Gliomas are malignant tumors accounting for about 60% of primary brain tumors, have high incidence and are difficult to treat. Thus, effective treatment methods other than radiotherapy for gliomas have not yet reported. Among gliomas, glioblastoma (GBM) classified as the most malignant form has a very high resistance to radiotherapy and chemotherapy compared to other cancers, and thus life expectancy after diagnosis of glioblastoma is only one year. However, in the case of such brain tumors, the delivery of therapeutic drugs is not easy due to the presence of blood-brain barriers. Particularly, because of the insufficient understanding of brain neurobiology, the development of therapeutic agents is slowly progressing. Further, glioblastoma represents an aggressive variant compared to other brain tumors, and thus can cause lethal results within several weeks, if it is not treated within a short time. Treatment of glioblastoma is performed by radiotherapy and chemotherapy in addition to surgical therapy.

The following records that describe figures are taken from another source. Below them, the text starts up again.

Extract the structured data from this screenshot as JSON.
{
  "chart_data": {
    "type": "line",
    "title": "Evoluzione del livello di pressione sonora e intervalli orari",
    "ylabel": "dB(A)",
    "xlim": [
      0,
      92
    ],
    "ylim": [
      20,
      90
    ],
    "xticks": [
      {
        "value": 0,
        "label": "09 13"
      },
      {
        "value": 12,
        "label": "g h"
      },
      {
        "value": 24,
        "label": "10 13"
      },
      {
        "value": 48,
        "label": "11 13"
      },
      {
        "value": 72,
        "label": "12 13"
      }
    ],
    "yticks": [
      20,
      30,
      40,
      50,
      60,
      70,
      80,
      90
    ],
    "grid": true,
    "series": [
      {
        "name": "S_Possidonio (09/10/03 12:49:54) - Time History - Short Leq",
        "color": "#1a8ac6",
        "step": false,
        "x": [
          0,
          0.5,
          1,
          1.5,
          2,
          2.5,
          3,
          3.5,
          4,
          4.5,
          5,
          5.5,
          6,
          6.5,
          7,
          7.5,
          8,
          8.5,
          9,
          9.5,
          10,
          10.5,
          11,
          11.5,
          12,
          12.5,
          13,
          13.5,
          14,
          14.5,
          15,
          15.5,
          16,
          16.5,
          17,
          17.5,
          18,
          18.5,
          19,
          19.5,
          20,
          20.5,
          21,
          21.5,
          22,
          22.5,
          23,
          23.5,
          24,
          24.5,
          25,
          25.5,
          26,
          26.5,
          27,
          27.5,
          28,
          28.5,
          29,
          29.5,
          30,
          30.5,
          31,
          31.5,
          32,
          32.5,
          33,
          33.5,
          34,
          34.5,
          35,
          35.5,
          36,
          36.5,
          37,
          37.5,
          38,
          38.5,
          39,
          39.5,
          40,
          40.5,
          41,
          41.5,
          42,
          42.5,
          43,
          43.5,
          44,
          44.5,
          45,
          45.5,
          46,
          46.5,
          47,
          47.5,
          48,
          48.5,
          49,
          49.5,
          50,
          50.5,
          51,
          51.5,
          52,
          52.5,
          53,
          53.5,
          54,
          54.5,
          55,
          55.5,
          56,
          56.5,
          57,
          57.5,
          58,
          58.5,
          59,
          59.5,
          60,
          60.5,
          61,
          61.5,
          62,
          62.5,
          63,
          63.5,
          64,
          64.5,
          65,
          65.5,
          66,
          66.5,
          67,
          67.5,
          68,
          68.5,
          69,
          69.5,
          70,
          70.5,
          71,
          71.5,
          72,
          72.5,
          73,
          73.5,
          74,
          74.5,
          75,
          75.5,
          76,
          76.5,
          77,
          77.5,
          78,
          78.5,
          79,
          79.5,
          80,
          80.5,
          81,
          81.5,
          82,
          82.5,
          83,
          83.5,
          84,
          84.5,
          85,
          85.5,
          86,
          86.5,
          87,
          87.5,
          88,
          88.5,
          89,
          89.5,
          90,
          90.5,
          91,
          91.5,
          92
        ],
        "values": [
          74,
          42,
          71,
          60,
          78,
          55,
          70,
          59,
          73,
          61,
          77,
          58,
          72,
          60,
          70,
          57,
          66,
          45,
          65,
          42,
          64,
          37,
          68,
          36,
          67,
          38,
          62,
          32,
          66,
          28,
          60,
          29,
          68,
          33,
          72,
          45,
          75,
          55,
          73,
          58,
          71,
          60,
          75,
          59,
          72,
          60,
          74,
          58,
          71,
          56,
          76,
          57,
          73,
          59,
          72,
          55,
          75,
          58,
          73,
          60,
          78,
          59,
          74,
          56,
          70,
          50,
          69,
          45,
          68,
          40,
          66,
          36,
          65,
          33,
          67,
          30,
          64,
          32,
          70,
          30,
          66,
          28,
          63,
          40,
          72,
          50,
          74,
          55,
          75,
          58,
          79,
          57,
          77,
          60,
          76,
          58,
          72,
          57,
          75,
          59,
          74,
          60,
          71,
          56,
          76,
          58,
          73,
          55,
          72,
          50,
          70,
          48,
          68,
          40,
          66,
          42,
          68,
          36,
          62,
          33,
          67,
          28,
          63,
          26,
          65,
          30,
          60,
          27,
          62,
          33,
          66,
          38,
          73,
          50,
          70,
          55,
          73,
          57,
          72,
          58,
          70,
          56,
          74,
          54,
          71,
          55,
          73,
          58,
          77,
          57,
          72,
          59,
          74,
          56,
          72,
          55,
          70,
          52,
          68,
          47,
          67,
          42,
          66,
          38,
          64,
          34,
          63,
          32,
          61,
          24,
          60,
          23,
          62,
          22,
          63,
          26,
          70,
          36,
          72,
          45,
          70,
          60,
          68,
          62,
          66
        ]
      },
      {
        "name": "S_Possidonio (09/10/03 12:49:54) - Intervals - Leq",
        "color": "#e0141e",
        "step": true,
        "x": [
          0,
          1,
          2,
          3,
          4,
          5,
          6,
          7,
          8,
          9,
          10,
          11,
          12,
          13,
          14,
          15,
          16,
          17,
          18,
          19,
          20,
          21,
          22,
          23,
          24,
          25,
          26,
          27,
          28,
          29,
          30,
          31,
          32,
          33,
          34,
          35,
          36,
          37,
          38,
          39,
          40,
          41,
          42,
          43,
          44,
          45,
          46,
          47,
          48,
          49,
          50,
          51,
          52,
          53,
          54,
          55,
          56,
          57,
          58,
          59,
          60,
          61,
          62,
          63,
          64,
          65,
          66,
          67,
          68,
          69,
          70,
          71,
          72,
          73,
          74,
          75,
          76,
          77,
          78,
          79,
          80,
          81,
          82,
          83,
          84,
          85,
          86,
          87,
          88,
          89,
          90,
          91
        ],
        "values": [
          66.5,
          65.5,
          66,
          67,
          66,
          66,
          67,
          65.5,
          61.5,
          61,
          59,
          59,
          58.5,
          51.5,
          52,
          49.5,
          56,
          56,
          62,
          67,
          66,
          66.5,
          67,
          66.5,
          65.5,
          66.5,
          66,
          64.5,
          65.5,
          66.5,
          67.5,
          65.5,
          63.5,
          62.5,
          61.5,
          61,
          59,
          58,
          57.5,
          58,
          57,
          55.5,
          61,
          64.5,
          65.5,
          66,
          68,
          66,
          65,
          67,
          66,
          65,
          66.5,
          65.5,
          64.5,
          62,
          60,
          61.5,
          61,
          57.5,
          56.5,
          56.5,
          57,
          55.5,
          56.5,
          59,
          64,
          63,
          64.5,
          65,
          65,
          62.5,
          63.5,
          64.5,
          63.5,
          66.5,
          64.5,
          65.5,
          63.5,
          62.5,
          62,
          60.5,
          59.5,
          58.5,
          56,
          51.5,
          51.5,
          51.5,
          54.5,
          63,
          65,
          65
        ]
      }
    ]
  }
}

However, because chemotherapy has reached its limit due to the occurrence of resistant variants, recurrence caused by tumor stem cells, etc, there is a need to develop new therapy.
In recent years, with the rapid development of systems biology and bioinformatics tools, genetic defects and gene expression patterns, which are considered to be associated with the development and progression of glioblastoma, have been reported. However, the screening of molecular markers that can represent clinical results is still insufficient. Particularly, gene expression analysis is performed at the transcriptome level, and thus cannot indicate the expression level of protein in actual cancer tissue. As a solution to this problem, the use of an animal model that best mimics glioblastoma has been proposed. This animal model can be used to study the development and progress of glioblastoma. Moreover, it can be used for the investigation of a new therapeutic strategy for glioblastoma and studies on a suitable combination of existing therapeutic strategies. In addition, it is expected to be used to examine the effects of new antitumor substances showing therapeutic effects against glioblastoma.

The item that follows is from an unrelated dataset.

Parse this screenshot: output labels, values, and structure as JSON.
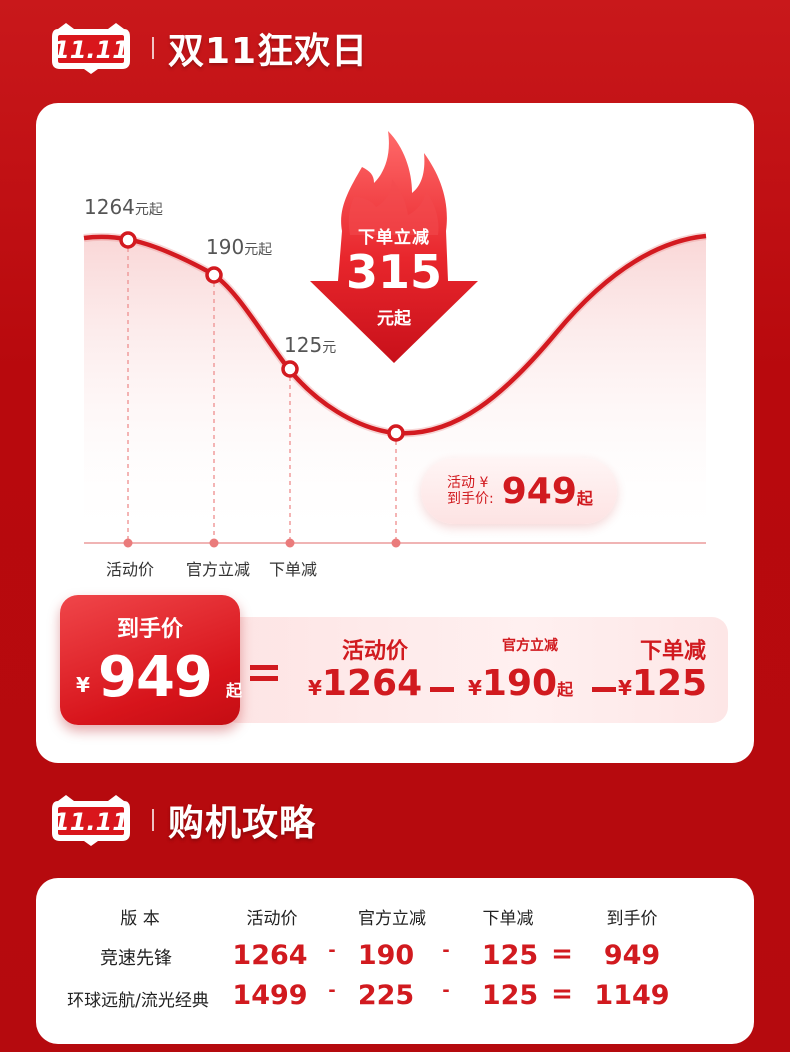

Accordingly, immune-compromised model animals such as nude mice have been used, or studies have been actively conducted to develop a glioblastoma-induced animal model. For example, the production of an animal model by transplantation of human glioblastoma was reported (Diao Yi, et al., Cancer Investigation, 29:229-239, 2011, EGFR Gene Overexpression Retained in an Invasive Xenograft Model by Solid Orthotopic Transplantation of Human Glioblastoma Multiforme Into Nude Mice). In the above paper, a mouse model was produced using only a graft sample prepared from the piece of a specific portion (single portion) of patient-derived glioblastoma, and thus there was difficulty in producing a glioblastoma mouse model showing the same genetic, morphological and pathological characteristics as those of the parental tumor. In addition, in a process for preparing a sample for preparing a graft sample for transplantation into a mouse according to the prior art, protease was used for enzymatic degradation of a tissue collected from a patient, but in this case, there is difficulty in separating the tissue into single cells, due to the viscosity of the tissue. Moreover, the Ficoll gradient method was generally used to remove erythrocytes from a graft sample collected from a patient, but in this case, there was a problem in that the efficiency with which blood is removed is low.
In order to treat a glioblastoma patient, the genetic, physiological and environmental characteristics of the patient should be taken into consideration, and various therapies, including chemotherapy, radiotherapy and surgical therapy, should be applied depending on the degree of progression of glioblastoma. However, because the above-described animal model cannot reflect the individual characteristics of a glioblastoma patient, it is merely used for the development of therapeutic methods or agents, and the actual use thereof for patient-specific treatment was limited. It is expected that, if an animal model that can best mimic the genetic and physiological conditions of each patient, the success rate of treatment can be greatly increased by performing a treatment specific for each patient.
Under such circumstances, the present inventors have made extensive efforts to establish a glioblastoma mouse model showing the same genetic, morphological and pathological characteristics as those of a glioblastoma patient, and as a result, have found that, when a graft sample, prepared from a mixture of glioblastoma tissue pieces, collected from various portions of glioblastoma tissue isolated from a glioblastoma patient, is orthotopically transplanted into the brain of a mouse, a glioblastoma mouse model showing the same genetic, morphological and pathological characteristics as those of the parental tumor can be established. In addition, the present inventors have developed the optimum conditions for establishing this mouse model, thereby completing the present invention.